Despairhate – Requiem for the Innocent

J'ai promis à Amaurea de ne pas faire de gros clichés sur la Lorraine et de lui laisser l'exclusivité de ce genre de blagues de mauvais goût. Alors pour ne pas froisser votre chroniqueuse favorite (même si on sait que ce n'est pas le cas, hein), je vais uniquement me contenter de saluer la qualité des groupes de Nancy. Non parce que quand même, il y a des formations prometteuses là-bas : entre Benighted Soul, Cadmium ou Fenrir, on est loin de naviguer dans des eaux dégueulasses. Et c'est à Despairhate, à présent, de nous arriver sur le devant de la scène avec une première offrande intitulée Requiem For the Innocent. Au passage, on notera la très jolie pochette réalisée par Natalie Shau, qui donne très envie de découvrir le contenu de cette livraison.

Les premières écoutes de l'opus ne tardent pas à montrer tout de suite LE point qui fâche chez la formation nancéienne : un mixage foiré. La batterie cogne bien, le jeu est bon, mais celle-ci se retrouve largement trop en avant, écrasant littéralement les samples symphoniques et, surtout, les voix, notamment le chant féminin parfois très en retrait. C'est un peu dommage, parce que la production globale est loin d'être catastrophique, mais le groupe se tire presque une balle dans le pied. Sur une piste du calibre de « Versus » et notamment dans les couplets, l'instrument ci-dessus en devient pénible. Voilà, une fois le point fait sur la qualité sonore de l’œuvre, il est temps de passer au vif du sujet.

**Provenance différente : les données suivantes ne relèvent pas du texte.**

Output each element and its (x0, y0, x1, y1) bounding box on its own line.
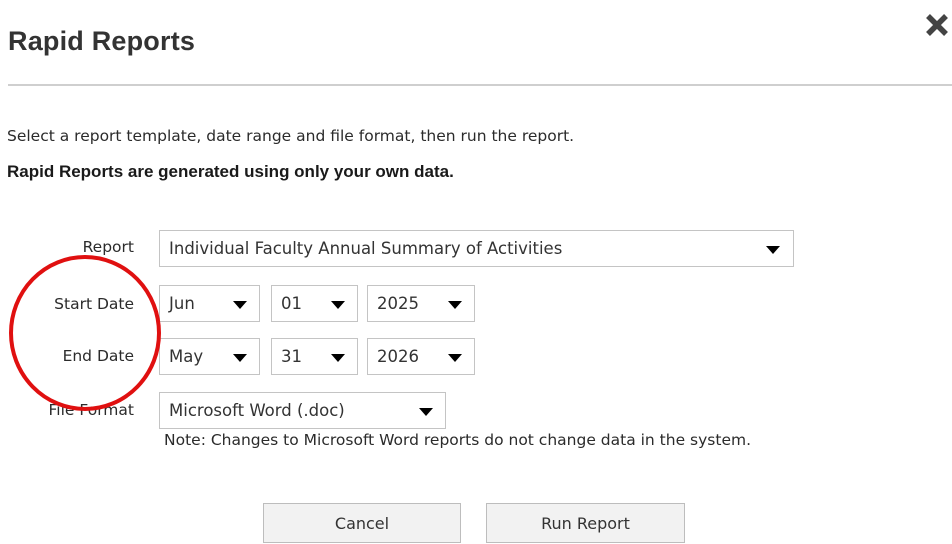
chevron-down-icon (331, 301, 345, 309)
report-select[interactable]: Individual Faculty Annual Summary of Act… (159, 230, 794, 267)
start-month-value: Jun (169, 294, 195, 313)
start-year-value: 2025 (377, 294, 419, 313)
file-format-value: Microsoft Word (.doc) (169, 401, 345, 420)
file-format-note: Note: Changes to Microsoft Word reports … (164, 431, 752, 449)
chevron-down-icon (331, 354, 345, 362)
cancel-button[interactable]: Cancel (263, 503, 461, 543)
file-format-select[interactable]: Microsoft Word (.doc) (159, 392, 446, 429)
chevron-down-icon (448, 354, 462, 362)
close-icon (926, 14, 948, 36)
instructions-text: Select a report template, date range and… (7, 127, 575, 145)
end-year-select[interactable]: 2026 (367, 338, 475, 375)
run-report-button[interactable]: Run Report (486, 503, 685, 543)
report-select-value: Individual Faculty Annual Summary of Act… (169, 239, 563, 258)
report-label: Report (82, 238, 134, 256)
chevron-down-icon (233, 354, 247, 362)
close-button[interactable] (922, 10, 952, 40)
chevron-down-icon (448, 301, 462, 309)
end-year-value: 2026 (377, 347, 419, 366)
chevron-down-icon (419, 408, 433, 416)
file-format-label: File Format (48, 401, 135, 419)
start-month-select[interactable]: Jun (159, 285, 260, 322)
chevron-down-icon (233, 301, 247, 309)
data-scope-notice: Rapid Reports are generated using only y… (7, 162, 454, 181)
end-month-value: May (169, 347, 204, 366)
start-day-value: 01 (281, 294, 302, 313)
start-year-select[interactable]: 2025 (367, 285, 475, 322)
end-day-value: 31 (281, 347, 302, 366)
start-day-select[interactable]: 01 (271, 285, 358, 322)
end-date-label: End Date (62, 347, 134, 365)
chevron-down-icon (766, 246, 780, 254)
end-month-select[interactable]: May (159, 338, 260, 375)
annotation-circle (9, 255, 161, 411)
header-divider (8, 84, 952, 86)
end-day-select[interactable]: 31 (271, 338, 358, 375)
start-date-label: Start Date (54, 295, 134, 313)
dialog-title: Rapid Reports (8, 26, 196, 56)
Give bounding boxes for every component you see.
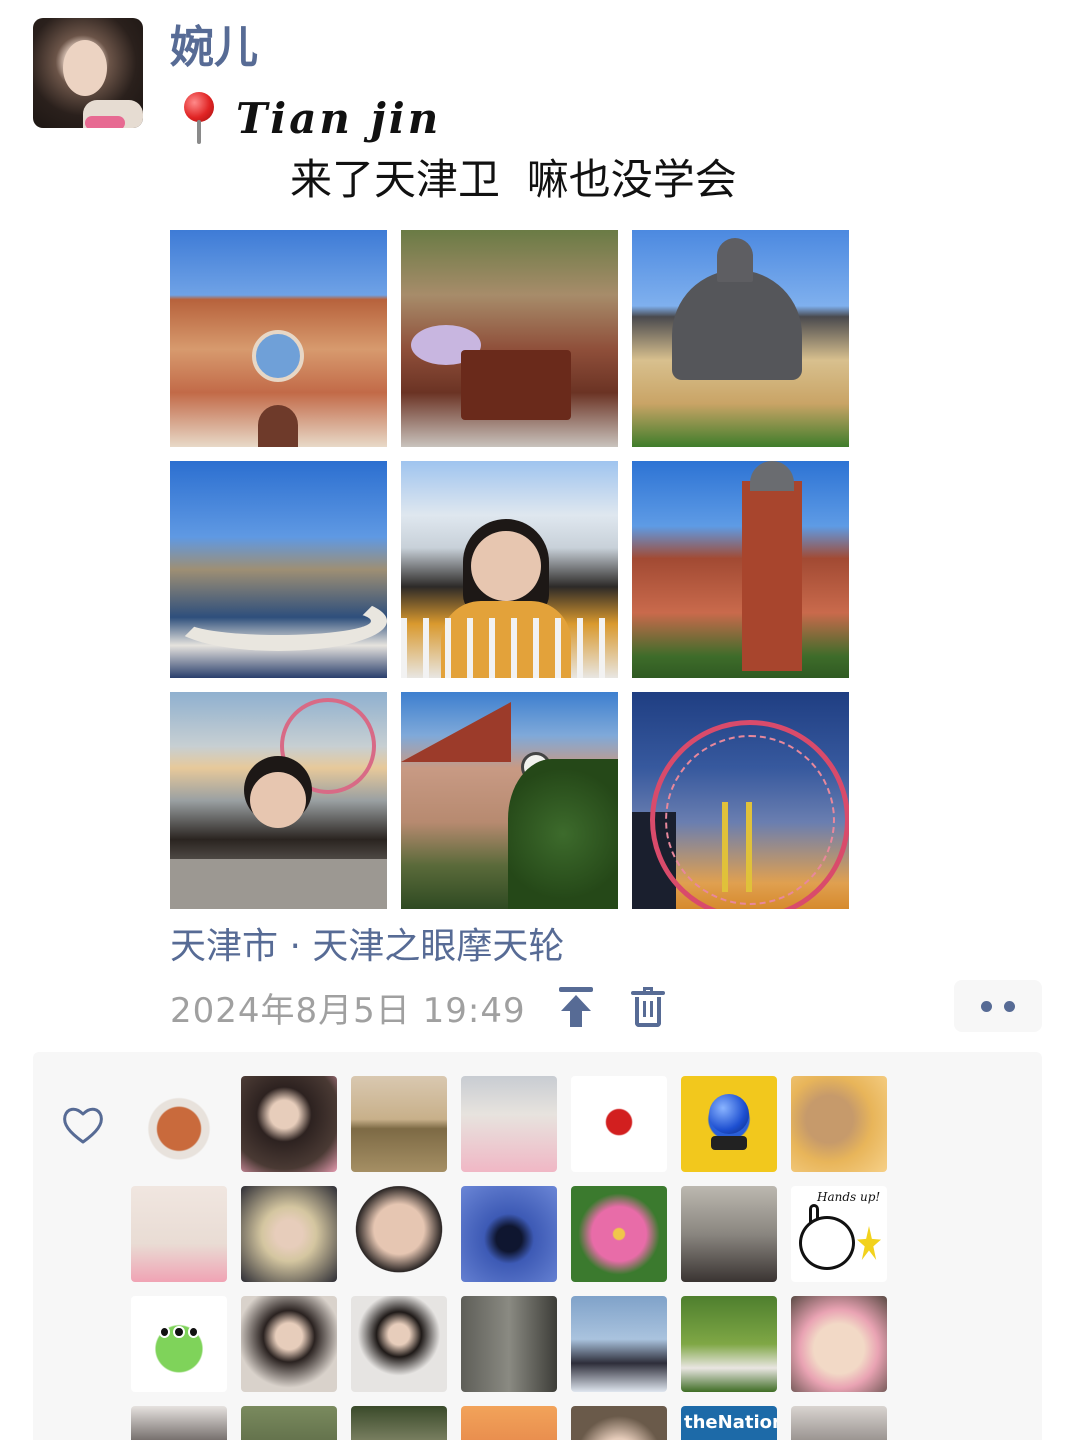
like-avatar[interactable]: [791, 1406, 887, 1440]
avatar-face: [63, 40, 107, 96]
pin-to-top-icon: [558, 987, 593, 1027]
like-avatar-label: Hands up!: [817, 1190, 881, 1204]
more-dots-icon-dot: [1004, 1000, 1015, 1012]
like-avatar[interactable]: theNationa: [681, 1406, 777, 1440]
like-avatar-label: theNationa: [684, 1412, 777, 1433]
delete-button[interactable]: [626, 985, 670, 1029]
like-avatar[interactable]: [241, 1296, 337, 1392]
location-pin-icon: [178, 90, 222, 146]
like-avatar[interactable]: [571, 1076, 667, 1172]
pin-to-top-button[interactable]: [554, 985, 598, 1029]
photo-dome-building[interactable]: [632, 230, 849, 447]
like-avatar[interactable]: [681, 1076, 777, 1172]
like-avatar[interactable]: [131, 1406, 227, 1440]
post-meta-row: 2024年8月5日 19:49: [170, 982, 670, 1032]
like-avatar[interactable]: [351, 1296, 447, 1392]
like-avatar[interactable]: [241, 1186, 337, 1282]
like-avatar[interactable]: [351, 1186, 447, 1282]
post-location-line: Tian jin: [178, 90, 441, 146]
likes-panel: Hands up! theNationa: [33, 1052, 1042, 1440]
like-avatar[interactable]: [461, 1186, 557, 1282]
like-avatar[interactable]: [461, 1076, 557, 1172]
like-avatar[interactable]: [571, 1186, 667, 1282]
like-avatar[interactable]: [791, 1296, 887, 1392]
like-avatar[interactable]: [351, 1076, 447, 1172]
post-location-text: Tian jin: [236, 93, 442, 143]
heart-outline-icon: [63, 1107, 103, 1144]
photo-grid: [170, 230, 850, 910]
photo-ferris-wheel-selfie[interactable]: [170, 692, 387, 909]
more-dots-icon: [981, 1000, 992, 1012]
post-place-link[interactable]: 天津市 · 天津之眼摩天轮: [170, 920, 564, 974]
like-avatar[interactable]: Hands up!: [791, 1186, 887, 1282]
like-avatar[interactable]: [571, 1296, 667, 1392]
like-avatar[interactable]: [571, 1406, 667, 1440]
photo-church[interactable]: [170, 230, 387, 447]
more-actions-button[interactable]: [954, 980, 1042, 1032]
photo-clock-building[interactable]: [401, 692, 618, 909]
user-avatar[interactable]: [33, 18, 143, 128]
photo-red-tower[interactable]: [632, 461, 849, 678]
avatar-pillow: [85, 116, 125, 128]
trash-icon: [630, 987, 665, 1027]
username[interactable]: 婉儿: [170, 20, 258, 76]
like-avatar[interactable]: [131, 1186, 227, 1282]
like-avatar[interactable]: [791, 1076, 887, 1172]
like-avatar[interactable]: [241, 1076, 337, 1172]
photo-river-selfie[interactable]: [401, 461, 618, 678]
like-avatar[interactable]: [131, 1076, 227, 1172]
like-avatar[interactable]: [681, 1186, 777, 1282]
like-avatar[interactable]: [241, 1406, 337, 1440]
like-avatar[interactable]: [351, 1406, 447, 1440]
like-avatar[interactable]: [461, 1296, 557, 1392]
photo-piano-garden[interactable]: [401, 230, 618, 447]
post-caption: 来了天津卫 嘛也没学会: [290, 155, 737, 204]
like-avatar[interactable]: [131, 1296, 227, 1392]
like-avatar-grid: Hands up! theNationa: [131, 1076, 891, 1440]
like-avatar[interactable]: [681, 1296, 777, 1392]
post-timestamp: 2024年8月5日 19:49: [170, 990, 526, 1031]
photo-tianjin-eye[interactable]: [632, 692, 849, 909]
like-avatar[interactable]: [461, 1406, 557, 1440]
photo-china-house[interactable]: [170, 461, 387, 678]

Là où beaucoup de formations sortent des disques qui privilégient le clavier et se vautrent en orchestrations pompeuses, Despairhate parvient à tirer son épingle du jeu en abordant son metal symphonique de manière bien plus énergique qu'une bonne partie de leurs camarades. La guitare tient une importance particulière et les solos ne sont pas là pour contredire cette affirmation : il y a un certain travail accompli sur l'aspect tranchant et dynamique des morceaux. Il est presque dommage de constater qu'avec tout ça, certains refrains peinent à décoller. Ainsi, « Winterhearted » ou « Retribution Day » passent facilement à la trappe, contrairement à des morceaux du calibre de « Dreamslayer » ou « Taste of Life », possédant suffisamment d'intensité pour accrocher l'oreille aux premiers instants. Mais au-delà de deux-trois morceaux un peu moins efficaces que leurs confrères, l'opus souffre d'un défaut pouvant rendre l'écoute éprouvante sur sa durée :

Despairhate

La musique des nancéiens n'est pas un cas Desespairhate.

Le chant. Les protagonistes sont ici deux (bien qu'on notera quelques growls bienvenus sur « Dead Love Reveries » par le bassiste Shredd), et cette dualité sera mise à mal par un élément perturbateur : la voix masculine. Si Nyx délivre une performance tout à fait honnête et possède un timbre qui change des clichés habituels du genre, le chant d'Alex est parfois insupportable. L'ajout de ce type de voix éraillée est pourtant une idée intéressante et exploitable de bien des façons mais le manque cruel de maîtrise de celle-ci gâche réellement l'écoute de certaines pistes. « Retribution Day », par exemple, en devient douloureuse, notamment au niveau de son refrain, sur lequel les deux chanteurs n'arrivent pas à trouver un équilibre et l'un entraîne ainsi l'autre dans sa chute. Dommage, car avec des lignes de chant plus travaillées et un rendu plus soigné des voix, l'opus aurait gagné en intensité et en professionnalisme. D'autant plus que le combo compte tout de même dans ses rangs une chanteuse qui maîtrise le sujet et fait preuve de talent.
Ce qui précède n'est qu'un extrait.